Alif meneruskan perjalanannya ke Blok IV tempat tinggal para tawon. Blok ini sebetulnya berhadapan dengan Blok I hanya saja dipisahkan hutan, sungai dan bukit. Para tawon suka tempat ini karena di atas bukit. Ruang makan mereka bahkan tergantung di pinggir tebing menghadap lembah sungai.
Alif memarkir kendaraannya di Taman Tawon penuh dengan bunga seperti halnya taman blok I. Perutnya keroncongan. Dia ingin makan di sini. Bagi warga koloni boleh makan di blok mana saja, bahkan warga suatu blok suka kalau ada warga blok lain makan di tempatnya.
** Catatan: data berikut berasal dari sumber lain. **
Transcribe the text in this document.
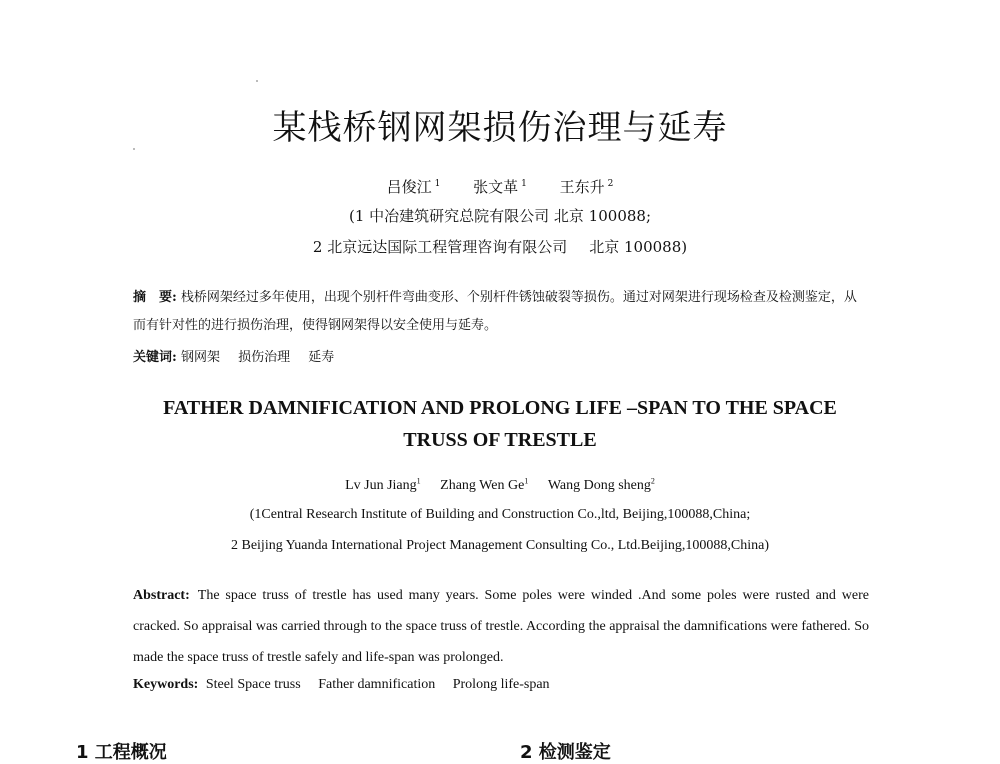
某栈桥钢网架损伤治理与延寿
吕俊江 $^1$ 张文革 $^1$ 王东升 $^2$
(1 中冶建筑研究总院有限公司 北京 100088;
2 北京远达国际工程管理咨询有限公司 北京 100088)
摘　要: 栈桥网架经过多年使用，出现个别杆件弯曲变形、个别杆件锈蚀破裂等损伤。通过对网架进行现场检查及检测鉴定，从而有针对性的进行损伤治理，使得钢网架得以安全使用与延寿。
关键词: 钢网架 损伤治理 延寿
FATHER DAMNIFICATION AND PROLONG LIFE –SPAN TO THE SPACE
TRUSS OF TRESTLE
Lv Jun Jiang$^1$ Zhang Wen Ge$^1$ Wang Dong sheng$^2$
(1Central Research Institute of Building and Construction Co.,ltd, Beijing,100088,China;
2 Beijing Yuanda International Project Management Consulting Co., Ltd.Beijing,100088,China)
Abstract: The space truss of trestle has used many years. Some poles were winded .And some poles were rusted and were cracked. So appraisal was carried through to the space truss of trestle. According the appraisal the damnifications were fathered. So made the space truss of trestle safely and life-span was prolonged.
Keywords: Steel Space truss Father damnification Prolong life-span
1 工程概况	2 检测鉴定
“Kak Alif sendirian? Kak Zahra ke mana?” Dia disapa oleh Ristia Firdasyah serdadu Tawon yang tidak sedang bertugas. Dia mengenakan celana dan baju berwarna hijau telur asin dan tutup kepala hitam. Rupanya Ristia sedang menyiapkan makan siang bagi warga koloni yang tidak makan di rumah.
Ristia sudah tumbuh menjadi remaja dewasa dengan tinggi 165 cm namun tubuhnya kokoh. Alif sendiri memakai celana biru dan baju biru serta tutup kepala warna biru kesukaan dia.
“Zahra sama Euca dan Actie, Lepi lagi jalan-jalan sama Giri,” ujar Alif.
Ristia menyilahkan Alif duduk di dekat jendela. Dia bisa melihat panorama menakjubkan. Beberapa waktu kemudian Ristia sudah menyiapkan hidangan enam kentang perkedel isi daging ayam dengan sayuran wortel, bayam dan jagung. Minumannya selain air putih dan ada jus nenas dengan madu sebagai gulanya.
“Senang kakak makan di sini,” katanya. “Ini diracik oleh aku, diajarkan kakak ini.”
Alif menoleh kepada seorang perempuan usia tiga puluhan yang ia pernah kenal. Dia mengenakan baju, celana kuning dan tutup kepala hijau.
“Elin Halida?”
“Benar Alif, kita jumpa lagi setelah sekian lama,” ucapnya.
Alif ingin dia korban human trafficking yang ditemui bersama Harum. Bagaimana dia bisa di tempat ini juga? Dia juga melihat Lidya Wijayakusuma yang dikenalnya di ruang kerjanya sedang makan di meja lain. Mereka jarang bercakap-cakap. Rupanya Lidya tinggal di Blok ini. Akhrinya Lidya membawa piring dan minumannya ke meja Alif.